Мать хватала тесак для овощей и сверкала глазами, вперившись в него:
— Только попробуй, этих двух поросят я своими руками выкормила, пусть кто посмеет хоть волосок на них тронуть, буду биться не на жизнь, а на смерть!
— Гляньте, как разошлась, — хихикал отец. — Заморыши — оба, кожа да кости, даже если предложишь съесть их, не стану!
Я смерил поросят пристальным взглядом: съедобного мясца они и впрямь не нагуляли, а вот из четырёх развевающихся ушей ещё можно было приготовить вкуснятины на пару чашек. Уши, я считаю, самое вкусное на свиной голове: мясо нежирное, одни белые хрящики внутри, похрустывают на зубах, а если их приготовить со свежими огурчиками в пупырышках да с толчёным чесноком и кунжутным маслом, то ещё вкуснее.
— Пап, — заявил я, — мы можем их уши съесть!

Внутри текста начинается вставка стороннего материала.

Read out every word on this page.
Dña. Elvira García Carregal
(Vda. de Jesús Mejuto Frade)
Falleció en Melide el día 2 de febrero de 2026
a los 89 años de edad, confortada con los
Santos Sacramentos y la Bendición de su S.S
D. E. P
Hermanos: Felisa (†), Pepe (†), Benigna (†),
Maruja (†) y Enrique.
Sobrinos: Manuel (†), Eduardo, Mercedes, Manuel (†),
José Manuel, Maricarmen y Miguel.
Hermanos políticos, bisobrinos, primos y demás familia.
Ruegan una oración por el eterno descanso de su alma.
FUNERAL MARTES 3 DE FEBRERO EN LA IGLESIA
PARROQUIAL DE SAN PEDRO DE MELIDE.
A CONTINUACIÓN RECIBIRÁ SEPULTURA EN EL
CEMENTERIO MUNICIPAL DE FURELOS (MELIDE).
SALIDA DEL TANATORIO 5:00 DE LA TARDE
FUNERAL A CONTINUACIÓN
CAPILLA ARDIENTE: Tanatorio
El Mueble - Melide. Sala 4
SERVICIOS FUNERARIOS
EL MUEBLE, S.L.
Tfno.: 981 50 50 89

Мать яростно уставилась на меня:
— Смотри, как бы я сначала тебе, ублюдку мелкому, уши не отрубила! — И просто вихрем налетела на меня со своим тесаком, напугав так, что я поспешил укрыться на груди отца. Ухватив за ухо, она тащила меня оттуда, отец тянул назад за шею, а я, раздираемый между опасностью и страданием, тонко верещал, и мои вопли сливались с визгом свиней под ножом в деревне — почти никакой разницы. Отец в конце концов взял верх и вырвал меня из рук матери. Опустив голову, он тщательно осмотрел моё перекрученное ухо и глянул на мать:
— Ну и злыдня же ты! Говорят вот, тигр как ни свиреп, детёнышей своих не пожирает, а ты, видать, посвирепее тигра будешь!
Мать аж пожелтела от злости, как свечка, губы посинели, и её всю била дрожь, хоть она и стояла возле очага. Под защитой отца я осмелел и громко заорал, назвав мать по имени:
— В твоих мерзких бабских руках, Ян Юйчжэнь, вся моя жизнь прахом идёт! — От моей ругани мать аж застыла, выпучив на меня глаза. Отец делано засмеялся, взял меня на руки и выбежал на улицу. Лишь когда мы бежали по двору, я услышал, как она пронзительно голосит:
— До смерти разозлил меня, пащенок этакий…
Виляя тонкими длинными хвостиками, оба поросёнка сосредоточенно рыли землю в углу стены, словно двое заключённых, задумавших прорыть подземный ход и сбежать из тюрьмы. Отец потрепал меня по голове и негромко спросил:
— А ты, негодник, откуда знаешь её имя?
Я поднял глаза на его серьёзное смуглое лицо:
— Я слышал, как ты сам говорил!
— Когда это я говорил, что её зовут Ян Юйчжэнь?
— Ты с тётей Дикой Мулихой разговаривал и сказал: «В руках этой мерзкой бабы, Ян Юйчжэнь, вся моя жизнь прахом пошла!»
Отец своей большой ручищей прикрыл мне рот и вполголоса произнёс:
— Чтобы не распускал у меня язык, паршивец, отец к тебе великодушно относится, смотри и ты не навреди мне!